It is not the habitat of man, and has not been for many years now. The Okefenokee Swamp is a National Wildlife Refuge. (We did not lose anybody, though many a man has ventured into the swamp never to return – and we did get thoroughly lost for several hours.)

During the last half of the trip there were three of us. There were four of us in the beginning of our swamp odyssey, two men each in two flat-bottomed swamp boats pushed by 10-horsepower engines with auxiliary poles and paddles. Land of the big gator and several other endangered species of wildlife land of snake and frog and fish mosquito and deer fly and wood tick American egret and blue heron, barred owl and sandhill crane, osprey, wood duck and sandpiper land of solitude and excitement, promise and challenge, as I found by listening to the swamp’s song, from deep within, for two nights and three days with a “swamper.” One who was born and raised on Billy’s Island, and who trapped and hunted the swamp for the first 27 years of his life.
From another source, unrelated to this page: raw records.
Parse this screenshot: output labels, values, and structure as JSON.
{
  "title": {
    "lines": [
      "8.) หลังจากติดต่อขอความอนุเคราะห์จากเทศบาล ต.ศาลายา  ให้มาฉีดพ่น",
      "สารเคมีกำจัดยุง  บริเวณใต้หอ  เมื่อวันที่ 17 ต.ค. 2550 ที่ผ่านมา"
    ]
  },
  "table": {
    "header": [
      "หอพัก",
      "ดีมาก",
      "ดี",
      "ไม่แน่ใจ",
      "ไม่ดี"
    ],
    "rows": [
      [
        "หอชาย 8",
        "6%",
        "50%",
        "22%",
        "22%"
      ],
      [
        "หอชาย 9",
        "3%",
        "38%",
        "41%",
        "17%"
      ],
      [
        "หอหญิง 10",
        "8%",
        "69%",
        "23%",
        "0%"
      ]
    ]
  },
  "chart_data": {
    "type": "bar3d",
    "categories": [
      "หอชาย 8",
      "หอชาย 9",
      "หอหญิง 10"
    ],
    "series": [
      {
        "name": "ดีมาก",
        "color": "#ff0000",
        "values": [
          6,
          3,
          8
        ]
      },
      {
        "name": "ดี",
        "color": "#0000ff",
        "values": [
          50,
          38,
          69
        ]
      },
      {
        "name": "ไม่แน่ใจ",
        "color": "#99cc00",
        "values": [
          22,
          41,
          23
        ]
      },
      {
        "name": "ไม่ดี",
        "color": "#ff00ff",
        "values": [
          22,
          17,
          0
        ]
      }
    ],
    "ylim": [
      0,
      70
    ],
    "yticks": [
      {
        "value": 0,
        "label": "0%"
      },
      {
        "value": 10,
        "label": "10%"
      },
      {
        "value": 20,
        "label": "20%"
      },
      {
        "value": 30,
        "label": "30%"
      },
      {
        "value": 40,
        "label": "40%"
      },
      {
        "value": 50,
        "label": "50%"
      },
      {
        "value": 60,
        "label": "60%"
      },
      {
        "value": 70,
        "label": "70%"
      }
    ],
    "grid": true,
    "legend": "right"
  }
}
The Okefenokee is several environments, all of them peacefully beautiful, yet unfriendly. More than DeSoto saw in 1538, when he found “a great morass bordered by forests and lofty trees and a dense underwood of thorns and brambles and clinging vines.”

More than “land of the trembling earth,” the English translation of the Indian name by which it is now called.

The Okefenokee is beautiful and Mysterious and wild, alluring and dangerous, captivating and hostile.